Gianna Sherry, a middle school math teacher at Arkansas Connections Academy, said Thursday that ARCA is a free online public school that serves students across the state and has been serving Arkansas K-12 students since 2016.
According to Sherry, the school started with 230 students and 12 staff in the state, but has grown to about 3,500 students and 120 staff by 2022, with an open cap of 5,500 students throughout the school year.
Sherry, who has a Masters of Arts in Educational Theory in Practice from Arkansas State University, began teaching in 2016.
She joined Arkansas Connections Academy in 2020 and said she loves teaching for ARCA.
“The advantage of teaching at an online school compared to a brick-and-mortar school is that the classes are tailored to each student’s needs,” Sherry said.
“Education is changing and this is a unique opportunity for each student to learn in their own way and in their own time,” she said, pointing out the difference and benefits between online public school and homeschooling.
“When students are homeschooled, the parents are the teachers,” she said. “However, with online public school, students not only benefit from their parents, but also from certified teachers who work with their parents to provide them with the best plan.

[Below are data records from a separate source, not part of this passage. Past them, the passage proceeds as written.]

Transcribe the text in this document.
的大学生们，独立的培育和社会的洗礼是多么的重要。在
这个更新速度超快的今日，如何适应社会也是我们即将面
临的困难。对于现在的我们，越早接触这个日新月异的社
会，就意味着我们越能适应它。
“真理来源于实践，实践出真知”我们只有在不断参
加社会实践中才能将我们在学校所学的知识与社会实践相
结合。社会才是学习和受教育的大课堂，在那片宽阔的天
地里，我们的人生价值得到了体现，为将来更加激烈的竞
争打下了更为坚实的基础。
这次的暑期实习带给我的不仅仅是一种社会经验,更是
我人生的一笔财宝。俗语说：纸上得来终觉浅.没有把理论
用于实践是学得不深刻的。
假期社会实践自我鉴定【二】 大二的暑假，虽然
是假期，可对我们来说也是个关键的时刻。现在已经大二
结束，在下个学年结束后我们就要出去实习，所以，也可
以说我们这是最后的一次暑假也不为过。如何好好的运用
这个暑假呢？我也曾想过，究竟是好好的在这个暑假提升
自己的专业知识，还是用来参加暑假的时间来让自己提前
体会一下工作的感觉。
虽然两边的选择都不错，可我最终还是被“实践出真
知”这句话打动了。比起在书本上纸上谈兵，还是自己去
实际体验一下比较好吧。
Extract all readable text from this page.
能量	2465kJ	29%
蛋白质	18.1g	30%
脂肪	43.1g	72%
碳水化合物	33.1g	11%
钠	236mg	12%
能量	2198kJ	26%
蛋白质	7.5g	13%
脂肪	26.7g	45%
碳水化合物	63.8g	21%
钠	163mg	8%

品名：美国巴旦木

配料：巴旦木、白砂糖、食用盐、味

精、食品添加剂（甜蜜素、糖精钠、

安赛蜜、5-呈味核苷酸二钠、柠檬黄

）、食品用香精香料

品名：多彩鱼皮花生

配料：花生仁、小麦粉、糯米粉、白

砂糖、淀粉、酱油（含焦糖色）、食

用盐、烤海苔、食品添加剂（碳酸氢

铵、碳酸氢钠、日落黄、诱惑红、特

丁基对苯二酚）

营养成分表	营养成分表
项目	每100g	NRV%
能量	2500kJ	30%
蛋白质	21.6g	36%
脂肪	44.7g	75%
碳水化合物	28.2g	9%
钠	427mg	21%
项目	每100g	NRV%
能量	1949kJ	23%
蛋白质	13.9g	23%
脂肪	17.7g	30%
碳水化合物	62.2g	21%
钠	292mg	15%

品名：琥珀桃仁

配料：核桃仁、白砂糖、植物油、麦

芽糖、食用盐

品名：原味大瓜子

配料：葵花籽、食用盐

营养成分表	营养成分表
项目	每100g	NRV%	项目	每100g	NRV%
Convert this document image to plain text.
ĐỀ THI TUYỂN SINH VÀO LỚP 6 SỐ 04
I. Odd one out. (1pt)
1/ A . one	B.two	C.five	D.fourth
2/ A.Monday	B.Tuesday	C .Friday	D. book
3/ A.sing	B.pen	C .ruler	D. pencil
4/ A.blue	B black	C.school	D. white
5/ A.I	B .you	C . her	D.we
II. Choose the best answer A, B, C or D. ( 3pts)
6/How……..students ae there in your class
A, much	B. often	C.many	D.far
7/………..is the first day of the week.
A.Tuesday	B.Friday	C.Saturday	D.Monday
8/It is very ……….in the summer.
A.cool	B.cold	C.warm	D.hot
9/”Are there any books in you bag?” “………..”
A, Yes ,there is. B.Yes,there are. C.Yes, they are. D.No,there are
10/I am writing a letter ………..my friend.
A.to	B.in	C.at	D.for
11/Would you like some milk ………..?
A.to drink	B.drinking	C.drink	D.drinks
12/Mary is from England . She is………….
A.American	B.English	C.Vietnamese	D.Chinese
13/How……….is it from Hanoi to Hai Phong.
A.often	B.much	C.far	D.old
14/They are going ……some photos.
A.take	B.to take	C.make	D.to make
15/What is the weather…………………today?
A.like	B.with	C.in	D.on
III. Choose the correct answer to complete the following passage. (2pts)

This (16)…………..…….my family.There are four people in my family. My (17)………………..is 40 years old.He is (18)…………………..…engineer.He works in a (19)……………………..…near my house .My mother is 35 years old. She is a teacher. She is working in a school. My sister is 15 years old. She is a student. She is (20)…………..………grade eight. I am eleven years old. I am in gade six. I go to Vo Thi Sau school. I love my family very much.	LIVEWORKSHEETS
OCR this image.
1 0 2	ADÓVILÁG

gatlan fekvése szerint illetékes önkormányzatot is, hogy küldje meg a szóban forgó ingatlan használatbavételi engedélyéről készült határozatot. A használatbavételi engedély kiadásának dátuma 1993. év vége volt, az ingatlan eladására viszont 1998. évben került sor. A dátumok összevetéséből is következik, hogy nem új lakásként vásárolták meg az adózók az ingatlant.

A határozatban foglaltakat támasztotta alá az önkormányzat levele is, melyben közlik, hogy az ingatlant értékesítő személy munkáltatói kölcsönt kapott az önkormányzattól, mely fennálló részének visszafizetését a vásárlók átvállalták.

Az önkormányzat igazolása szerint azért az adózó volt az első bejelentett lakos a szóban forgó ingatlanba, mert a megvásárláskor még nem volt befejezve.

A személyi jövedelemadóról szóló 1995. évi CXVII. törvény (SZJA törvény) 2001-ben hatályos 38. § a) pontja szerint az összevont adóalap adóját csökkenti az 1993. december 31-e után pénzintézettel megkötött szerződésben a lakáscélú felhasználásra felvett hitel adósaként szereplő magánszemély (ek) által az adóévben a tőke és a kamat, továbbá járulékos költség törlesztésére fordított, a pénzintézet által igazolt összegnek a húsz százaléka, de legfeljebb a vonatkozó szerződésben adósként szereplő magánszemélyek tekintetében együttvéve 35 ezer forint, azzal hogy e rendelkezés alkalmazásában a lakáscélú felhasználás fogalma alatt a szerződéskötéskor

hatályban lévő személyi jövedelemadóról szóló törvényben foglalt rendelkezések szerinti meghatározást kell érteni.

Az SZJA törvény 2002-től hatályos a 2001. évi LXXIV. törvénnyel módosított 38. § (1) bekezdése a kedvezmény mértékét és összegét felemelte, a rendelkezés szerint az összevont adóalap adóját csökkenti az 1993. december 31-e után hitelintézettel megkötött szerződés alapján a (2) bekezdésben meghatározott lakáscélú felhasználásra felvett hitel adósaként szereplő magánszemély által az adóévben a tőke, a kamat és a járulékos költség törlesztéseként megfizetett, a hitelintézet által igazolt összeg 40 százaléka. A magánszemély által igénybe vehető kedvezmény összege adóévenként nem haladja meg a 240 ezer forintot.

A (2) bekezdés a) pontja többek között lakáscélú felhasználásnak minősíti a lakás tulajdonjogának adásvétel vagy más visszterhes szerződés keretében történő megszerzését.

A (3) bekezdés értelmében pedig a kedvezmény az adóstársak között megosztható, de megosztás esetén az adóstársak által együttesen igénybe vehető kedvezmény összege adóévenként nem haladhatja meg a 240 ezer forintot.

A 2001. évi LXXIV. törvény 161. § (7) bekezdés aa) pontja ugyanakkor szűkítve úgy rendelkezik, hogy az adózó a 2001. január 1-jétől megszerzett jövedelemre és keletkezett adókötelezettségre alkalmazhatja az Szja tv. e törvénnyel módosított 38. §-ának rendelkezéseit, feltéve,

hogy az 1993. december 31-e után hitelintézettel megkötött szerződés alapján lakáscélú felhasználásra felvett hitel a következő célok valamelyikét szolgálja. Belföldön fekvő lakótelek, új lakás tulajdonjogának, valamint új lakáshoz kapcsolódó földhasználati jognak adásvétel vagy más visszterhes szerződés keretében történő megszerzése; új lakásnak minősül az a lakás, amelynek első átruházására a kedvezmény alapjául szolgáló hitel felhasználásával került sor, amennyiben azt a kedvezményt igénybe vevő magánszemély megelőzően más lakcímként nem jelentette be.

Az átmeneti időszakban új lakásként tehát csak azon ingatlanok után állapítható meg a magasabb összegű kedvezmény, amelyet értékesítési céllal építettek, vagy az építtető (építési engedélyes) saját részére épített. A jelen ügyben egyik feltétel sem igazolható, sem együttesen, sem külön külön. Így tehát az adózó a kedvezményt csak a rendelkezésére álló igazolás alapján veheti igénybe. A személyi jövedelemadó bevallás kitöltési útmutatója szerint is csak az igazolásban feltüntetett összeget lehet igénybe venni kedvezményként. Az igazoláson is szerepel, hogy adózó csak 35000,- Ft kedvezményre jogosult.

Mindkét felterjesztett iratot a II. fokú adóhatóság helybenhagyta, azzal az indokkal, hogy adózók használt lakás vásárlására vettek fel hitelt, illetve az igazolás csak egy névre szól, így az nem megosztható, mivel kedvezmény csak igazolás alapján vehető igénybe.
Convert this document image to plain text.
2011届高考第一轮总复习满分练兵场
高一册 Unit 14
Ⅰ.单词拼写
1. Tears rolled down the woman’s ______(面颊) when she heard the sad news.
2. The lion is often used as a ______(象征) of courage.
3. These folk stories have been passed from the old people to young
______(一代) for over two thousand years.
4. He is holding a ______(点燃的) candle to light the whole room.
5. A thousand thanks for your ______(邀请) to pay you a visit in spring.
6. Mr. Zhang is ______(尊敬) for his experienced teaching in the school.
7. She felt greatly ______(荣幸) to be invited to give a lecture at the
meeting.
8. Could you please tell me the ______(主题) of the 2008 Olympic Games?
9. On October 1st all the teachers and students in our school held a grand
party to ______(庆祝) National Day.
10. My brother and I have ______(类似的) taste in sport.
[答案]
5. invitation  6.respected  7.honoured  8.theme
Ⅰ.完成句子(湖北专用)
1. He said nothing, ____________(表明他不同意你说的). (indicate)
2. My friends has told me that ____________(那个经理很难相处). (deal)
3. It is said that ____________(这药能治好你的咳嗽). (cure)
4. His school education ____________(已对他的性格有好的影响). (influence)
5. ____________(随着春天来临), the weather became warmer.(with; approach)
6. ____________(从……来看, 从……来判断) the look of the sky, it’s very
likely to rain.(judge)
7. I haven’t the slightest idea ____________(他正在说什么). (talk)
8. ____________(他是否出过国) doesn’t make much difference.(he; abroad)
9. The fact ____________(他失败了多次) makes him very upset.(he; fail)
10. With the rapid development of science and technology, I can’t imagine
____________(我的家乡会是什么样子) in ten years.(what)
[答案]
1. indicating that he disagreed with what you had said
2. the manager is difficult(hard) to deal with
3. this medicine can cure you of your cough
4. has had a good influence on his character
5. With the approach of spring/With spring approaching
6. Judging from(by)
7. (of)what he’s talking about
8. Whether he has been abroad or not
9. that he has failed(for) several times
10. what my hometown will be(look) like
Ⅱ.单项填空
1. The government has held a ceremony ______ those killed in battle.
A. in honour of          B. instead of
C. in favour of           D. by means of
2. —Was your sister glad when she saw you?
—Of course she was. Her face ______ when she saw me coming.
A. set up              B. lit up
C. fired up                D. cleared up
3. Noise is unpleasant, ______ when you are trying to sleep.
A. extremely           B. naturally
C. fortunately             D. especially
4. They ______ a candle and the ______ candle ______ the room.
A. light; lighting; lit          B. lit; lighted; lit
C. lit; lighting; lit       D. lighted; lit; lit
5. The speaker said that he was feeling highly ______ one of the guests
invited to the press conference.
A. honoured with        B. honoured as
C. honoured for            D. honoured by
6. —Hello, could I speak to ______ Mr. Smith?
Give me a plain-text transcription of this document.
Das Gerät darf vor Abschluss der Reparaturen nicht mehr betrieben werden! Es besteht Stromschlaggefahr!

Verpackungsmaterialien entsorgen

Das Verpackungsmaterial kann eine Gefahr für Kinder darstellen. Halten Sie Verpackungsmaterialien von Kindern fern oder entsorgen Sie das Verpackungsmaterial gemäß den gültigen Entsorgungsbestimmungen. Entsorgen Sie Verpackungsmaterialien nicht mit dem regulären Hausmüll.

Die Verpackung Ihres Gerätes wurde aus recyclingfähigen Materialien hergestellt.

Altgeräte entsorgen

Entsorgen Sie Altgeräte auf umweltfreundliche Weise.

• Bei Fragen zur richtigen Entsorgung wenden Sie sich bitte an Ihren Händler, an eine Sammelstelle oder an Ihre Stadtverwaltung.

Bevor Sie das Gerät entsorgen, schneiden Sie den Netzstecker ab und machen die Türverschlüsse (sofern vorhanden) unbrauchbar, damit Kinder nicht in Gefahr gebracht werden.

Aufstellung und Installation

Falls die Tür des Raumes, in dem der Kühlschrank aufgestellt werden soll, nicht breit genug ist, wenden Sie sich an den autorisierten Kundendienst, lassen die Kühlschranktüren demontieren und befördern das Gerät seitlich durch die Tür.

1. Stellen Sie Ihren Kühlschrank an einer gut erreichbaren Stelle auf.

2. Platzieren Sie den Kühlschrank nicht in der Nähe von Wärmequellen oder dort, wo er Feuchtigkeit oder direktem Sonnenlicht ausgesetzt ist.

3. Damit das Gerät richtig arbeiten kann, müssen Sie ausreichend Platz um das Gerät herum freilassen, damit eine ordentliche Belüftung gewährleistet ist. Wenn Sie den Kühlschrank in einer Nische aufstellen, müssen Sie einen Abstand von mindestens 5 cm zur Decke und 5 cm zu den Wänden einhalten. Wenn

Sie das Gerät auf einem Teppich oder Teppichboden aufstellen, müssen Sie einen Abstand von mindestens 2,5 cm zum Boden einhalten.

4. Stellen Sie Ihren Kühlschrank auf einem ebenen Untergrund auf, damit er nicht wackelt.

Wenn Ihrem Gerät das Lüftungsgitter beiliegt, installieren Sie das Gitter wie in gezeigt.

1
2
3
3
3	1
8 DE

They also get one-on-one meetings with their teachers and the benefit of flexible scheduling.”
So what is the Arkansas Connections Academy and how does it work?
Sherry said ARCA is the Arkansas branch of Pearson’s statewide program called Connections Academy, which serves 43 states across the country.
According to the Arkansas Connections Academy website, like all public schools nationwide, Connections Academy online schools and programs are part of the state-level public school systems, which means these accredited online schools have state requirements, including courses and participation and completion.
There are four key components that make up an online school, including: teacher support and involvement, the role of a parent or guardian as a learning coach, the virtual classroom experience, and interaction and socialization with peers.
Students have opportunities to interact with peers enrolled in the same courses through course discussion forums, as well as social opportunities to connect with their peers through optional after-school clubs, activities and field trips.
Sherry said the fostered socialization and time together is one of her favorite things about teaching for ARCA, particularly the field trips they take throughout the year.
“The field trips are a great way for students and parents to meet ARCA teachers,” she said. “The field trips give the children valuable social interaction and time with their peers.”
According to Sherry, there are a total of 12 field trips that all students across the state are invited to attend if they wish to come.
“We have planned one in the spring for the start of school, one in the fall for the end of the year and two field trips for each of the five regions, which are also open to all,” she said.
These five regions include Northeast Arkansas, Northwest Arkansas, Central Arkansas, Southeast Arkansas, and Southwest Arkansas.
A regional field trip was held Thursday at Forrest L. Wood Crowley’s Ridge Nature Center in Jonesboro, during which students and teachers listened to a bat presentation by Tracy Wiley of Blanchard Springs and viewed the exhibits. Students from Northeast Arkansas and Northwest Arkansas attended the event.
According to the Connections Academy website, a misconception is that online school is “tougher” than traditional school but is actually more customizable and individual; This means that the level of difficulty can be more easily adjusted to suit a child’s learning needs.
The flexible schedule also benefits families who travel frequently or have students with special needs. Sherry said that online training can also help with seemingly unsolvable problems like bullying and peer pressure.
ARCA is free of school fees and aligned with state educational standards.
In fact, Sherry said all required texts and instructional materials, either physical (usually mailed) or digital depending on the student’s grade level, are included and made available to all students at no additional cost.
However, there are some technological requirements. ARCA families are responsible for providing their own computer, internet service and printer.
Laptops and internet service support may be available for households that request and are approved a technical hardship exemption.
As in a traditional school, the families are responsible for the school materials such as notepads, writing utensils, printer cartridges, etc. themselves.